Standard Variables that Affect Individual NHC Tests

NHC basics.

The following variables are used with each NHC test; set each variable for each test. All variables are case-insensitive. Each NHC test has values supplied for these variables in the default NHC configuration file.

Specific NHC tests require additional variables, which are defined in the nodehealth configuration file.

action
Specifies the action to perform if the compute node fails the given NHC test. action may have one of the following values:
log
Logs the failure to the system console log. The log action will not cause a compute node's state to be set to admindown.
Important: Tests that have an action of Log do not run in Suspect Mode. If using plugin scripts with an action of Log, the script will only be run once, in Normal Mode. This makes log collecting and various other maintenance tasks easier to code.
admindown
Sets the compute node's state to admindown (no more applications will be scheduled on that node) and logs the failure to the system console log.

If Suspect Mode is enabled, the node will first be set to suspect state, and if the test continues to fail, the node will be set to admindown at the end of Suspect Mode.

die
Halts the compute node so that no processes can run on it, sets the compute node's state to admindown, and logs the failure to the system console log. (The die action is the equivalent of a kernel panic.) This action is good for catching bugs because the state of the processes is preserved and can be dumped at a later time.

If the advanced_features variable is enabled, die is not allowed.

Each subsequent action includes the actions that preceded it; for example, the die action encompasses the admindown and log actions.

If NHC is running in Normal Mode and cannot contact a compute node, and if Suspect Mode is not enabled, NHC will set the compute node's state to admindown.

The following actions control the NHC and dumpd interaction.

dump
Sets the compute node's state to admindown and requests a dump from the SMW, in accordance with the maxdumps configuration variable.
reboot
Sets the compute node's state to unavail and requests a reboot from the SMW. The unavail state is used rather than the admindown state when nodes are to be rebooted because a node that is set to admindown and subsequently rebooted stays in the admindown state. The unavail state does not have this limitation.
dumpreboot
Sets the compute node's state to unavail and requests a dump and reboot from the SMW.
The following actions control the NHC and dumpd interaction.
warntime
Specifies the amount of elapsed test time, in seconds, before xtcheckhealth logs a warning message to the console file. This allows an administrator to take corrective action, if necessary, before the timeout is reached.
timeout
Specifies the total time, in seconds, that a test should run before an error is returned by xtcheckhealth and the specified action is taken.
restartdelay
Valid only when NHC is running in Suspect Mode.

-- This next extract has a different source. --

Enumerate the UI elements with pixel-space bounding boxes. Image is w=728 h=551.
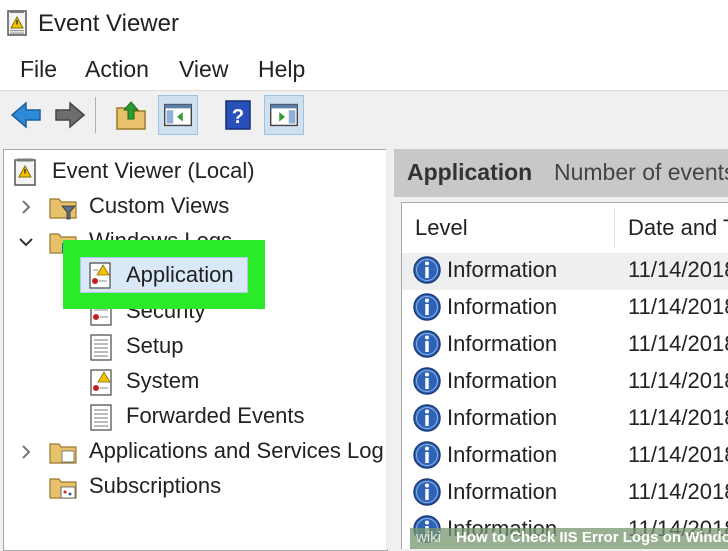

Specifies how long NHC will wait, in seconds, to restart the test after the test fails. The minimum restart delay is one second.
sets
Indicates when to run a test. The default NHC configuration specifies to run specific tests after application completion and to run an alternate group of tests at reservation end. When ALPS calls NHC at the end of the application, tests marked with Sets: Application are run. By default, these tests are: Filesystem, Accelerator, ugni_nhc_plugins, Application Exited Check, Apinit Ping Test, and Apinit Log and Core File Recovery. At the end of the reservation, ALPS calls tests marked Sets: Reservation. By default, these are: Free Memory Check, ugni_nhc_plugins, Reservation, and Hugepages Check.

If no set is specified for a test, it will default to Application, and run when ALPS calls NHC at the end of the application. If NHC is launched manually, using the xtcheckhealth command, and the -m sets argument is not specified on the command line, then xtcheckhealth defaults to running the Application set.

If a test is marked Sets: All, it will always run, regardless of how NHC is invoked.